Sometimes I feel as if I am at a train station called Limbo. The ticket master is yelling "All aboard!" and everyone is lining up and happily handing him their tickets and boarding the train called Future. I anxiously approach him with my ticket, nervously shaking as I hand it to him only to repeatedly here those disappointing words. " I am sorry Mam your not allowed on this train." "Your ticket is only for that train over there." He points to the familiar yet darkened train called the Past. I plead with him, "but that train doesn't go anywhere; it only brings me back to this station over and over again!" "There is nothing I can about that Mam, that's all your ticket will ever be good for."
So day after day with my head hung low, I watch the future train leave with all those happy faces peaking out the window looking forward to the unknown. As it departs with the last of my friends on a new path I am time after time left alone at this station.
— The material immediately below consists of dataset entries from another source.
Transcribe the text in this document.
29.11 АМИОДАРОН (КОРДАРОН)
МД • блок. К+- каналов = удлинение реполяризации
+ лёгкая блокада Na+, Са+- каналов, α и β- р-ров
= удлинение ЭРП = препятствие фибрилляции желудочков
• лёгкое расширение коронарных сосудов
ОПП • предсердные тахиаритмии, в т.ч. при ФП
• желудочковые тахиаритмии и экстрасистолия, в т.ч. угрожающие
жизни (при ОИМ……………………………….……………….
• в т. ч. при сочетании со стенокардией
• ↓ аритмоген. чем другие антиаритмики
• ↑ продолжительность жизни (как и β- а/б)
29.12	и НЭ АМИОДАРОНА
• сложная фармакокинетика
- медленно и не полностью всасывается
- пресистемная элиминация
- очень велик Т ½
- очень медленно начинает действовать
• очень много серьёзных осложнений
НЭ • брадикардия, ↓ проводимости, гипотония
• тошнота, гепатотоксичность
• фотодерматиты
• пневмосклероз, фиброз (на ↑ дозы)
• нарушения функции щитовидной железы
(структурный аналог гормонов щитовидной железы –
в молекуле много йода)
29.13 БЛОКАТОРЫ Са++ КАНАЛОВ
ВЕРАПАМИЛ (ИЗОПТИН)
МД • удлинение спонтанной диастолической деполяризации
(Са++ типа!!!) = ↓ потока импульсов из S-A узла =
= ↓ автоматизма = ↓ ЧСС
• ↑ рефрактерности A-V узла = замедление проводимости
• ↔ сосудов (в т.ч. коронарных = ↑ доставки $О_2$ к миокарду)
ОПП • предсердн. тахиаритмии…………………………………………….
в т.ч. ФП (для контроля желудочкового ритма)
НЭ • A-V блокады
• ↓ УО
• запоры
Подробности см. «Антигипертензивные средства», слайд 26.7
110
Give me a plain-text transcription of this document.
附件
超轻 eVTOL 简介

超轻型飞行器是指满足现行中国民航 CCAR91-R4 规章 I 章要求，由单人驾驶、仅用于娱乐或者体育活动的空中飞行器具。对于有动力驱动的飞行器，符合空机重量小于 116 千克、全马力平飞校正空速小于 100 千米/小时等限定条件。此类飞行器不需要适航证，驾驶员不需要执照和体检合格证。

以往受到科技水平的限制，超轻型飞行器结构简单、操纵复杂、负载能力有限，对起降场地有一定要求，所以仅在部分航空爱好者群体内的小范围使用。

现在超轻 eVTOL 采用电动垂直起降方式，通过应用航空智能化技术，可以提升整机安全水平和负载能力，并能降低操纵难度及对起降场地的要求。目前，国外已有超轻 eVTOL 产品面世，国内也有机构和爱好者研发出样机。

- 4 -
The startling silence after all have departed is unbearable and I am frequently left pondering. Do I stay here in Limbo in this awful quiet? Or do I kill some of my time that is forever standing still and once more board the Past train and take a ride down memory lane. It is a familiar yet sad ride to what was and what I sometimes feel will never be again.
I lost our future tickets my baby, I am so sorry. I miss you so much. Jack and Mummy forever


5 comments:
I totally know how you feel. I think I must be seated next to you on the same train.
I agree, I feel like everyone else but me is pregnant and I'm just spinning my wheels in the same place.
I'm sorry you feel this way--but in some way glad to know I'm not the only one. I'm hoping you get to board another train very soon :)
This gave me chills. I've felt like this. Once I was in a room my friend said, "We're the only couple out of everyone who's had a boy."
I almost cried. She wasn't the only one. I had a boy once too . . .
On 11/18 my little boy would have been nine. I'm hosting a blogfest for mothers who have lost infants or children. I would love it if you could join us and share your story.
-Elisa
Here's that link:
http://ecwrites.blogspot.com/2011/11/golden-sky-blogfest-is-in-less-than.html
I don't really feel am on a train to future yet because of all the issues I have and the uncertainties. I will not believe my luck until I get to the very end with a healthy living baby.
But I wish you get on that train soon. Thinking of you and your Jack
Never loose HOPE my friend....aboard that train ...& see what the future has to bring you....you may be delightfully surprised. Life is a gamble.....in the true sense of the word....in all walks of life. Thinking of you....sending you lots of HOPE and LOVE....xoxo
:(. I am sorry you feel that way. Great ananlogy though.
Hopefully one day soon your ticket will change to future because you deserve some happiness to come back into your life.